The sense of being taken on a journey, of engaging something larger than self, larger than conscious intent. The shift from being on solid ground to being on a boat floating on a river. Complicated. Not so well-defined. There are currents here to be felt and attended to that didn’t exist before. Or were they always here but escaping our notice? Boundaries, once clear, become vague or disappear entirely. Is this leading or being led? Doing or being done? The line between me and you is not as clear as it appeared, back in that world of definition and distance. I imagine that I can feel you, can feel what you feel. How can that be possible? And yet I feel it unmistakably. Is it your body that calls out so strongly? Is it mine? Or is it something else entirely? The Shona say the way to be happy is to listen to what your spirits tell you, even if you’re surprised by what they say. It’s true. When I give myself over to whatever it is that is calling out to me here, I am happy, almost painfully happy. Good to let go. Good to give myself over.

The rules of the other world fall away like worn out clothes, irrelevant here. I become people I do not know as me, act in ways that could not stand the scrutiny of reason and judgment. There is order here; everything is not permitted. But the parameters are different from the other world. Fortunately, no one from that world is watching, not even Ordinary Me and Ordinary You. The only people here are our transformed selves, surrounded for as long as we manage to stay aligned by what probably needs to be called sacred space — by a sense of beauty and truth that deserves to be protected from violation.

Everything here happens as if in a language different from that of ordinary life. The translation is not unlike that of certain drugs, not unlike that of dreams. Things can be spoken here that would make no sense or sound ridiculous in the language of everyday life. Important things. Things that have been waiting since — when? before, before — for a chance to be heard with respect and without distortion. They do not sound ridiculous here. Here they sound beautiful, essential. Here they make impeccable sense. Something about what it means to be alone and to not be alone. Something about what it means to truly honor and fully inhabit our bodies. Something about the transformation that happens when we get to love and be loved. Something about healing all the times we have been abandoned and betrayed.

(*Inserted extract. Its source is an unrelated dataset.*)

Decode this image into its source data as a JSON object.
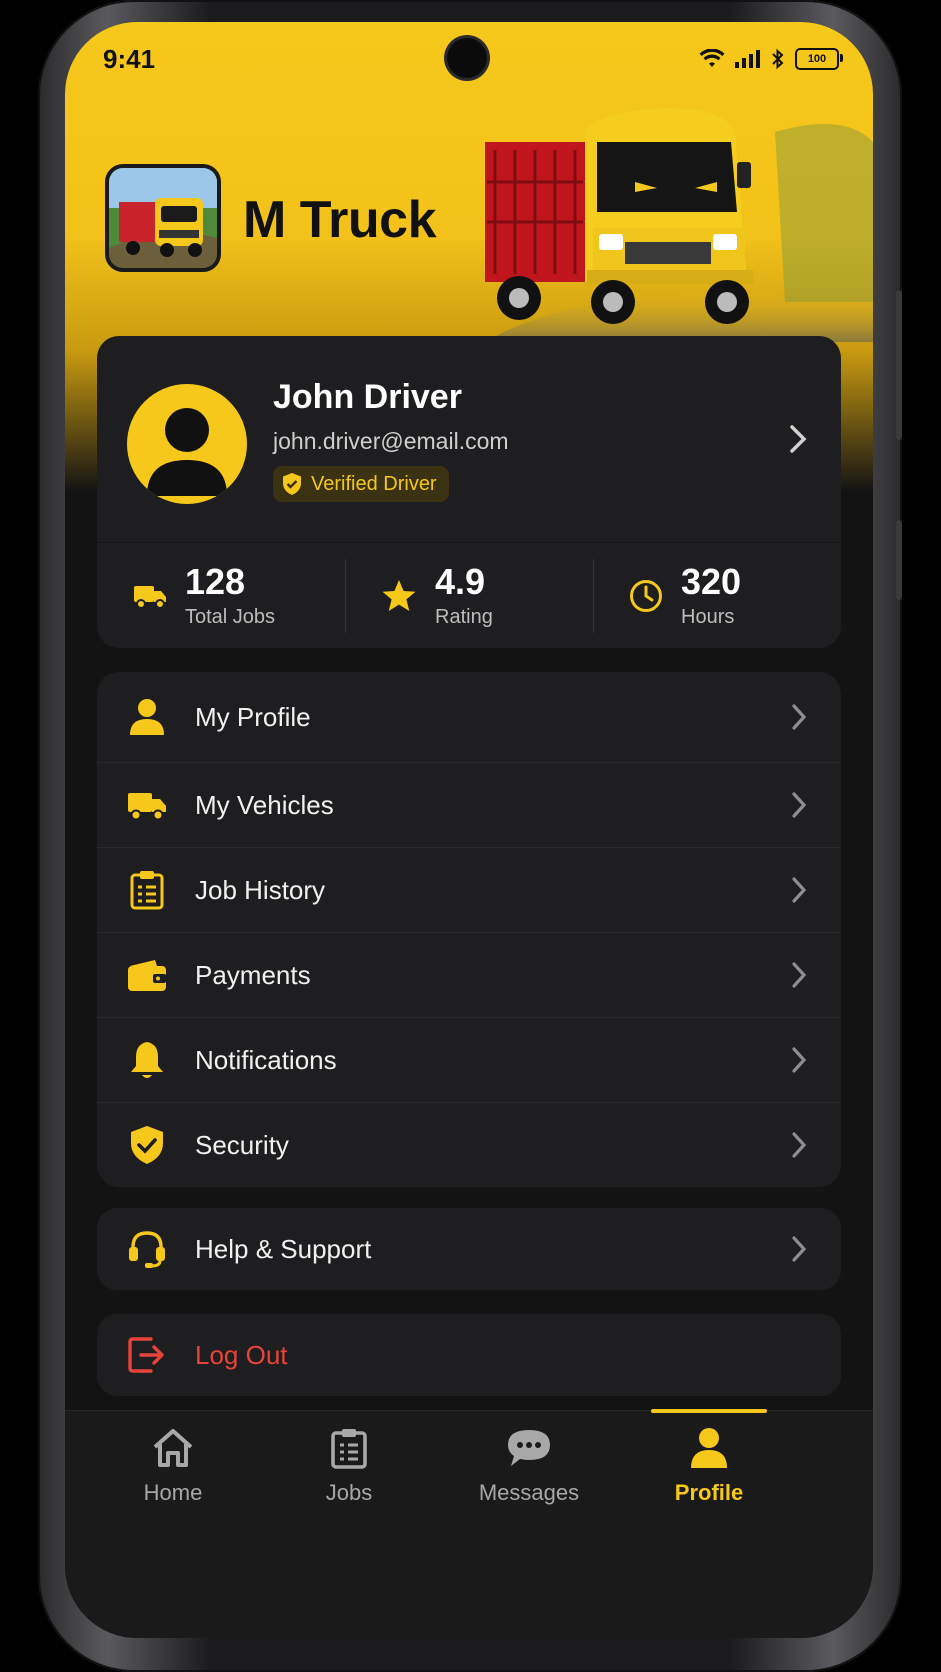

Good to wander wordlessly among these depths. Good to stir the thick soup, to see what rises from the bottom, discarding the crusts built of years of making compromises with a strange and non-comprehending world. Good to remember the roots, the beginnings, the essences, the lost yearnings.

How did we think that these things were unimportant? How did we think it was the other world that was most real, that this watery world was nothing but illusion? Will we remember something of this when we go back? Will we be different from how we were before for having been here?

If we come here often enough, certainly we will remember, certainly we will be changed. If we come here often enough, perhaps we will learn to call this place home.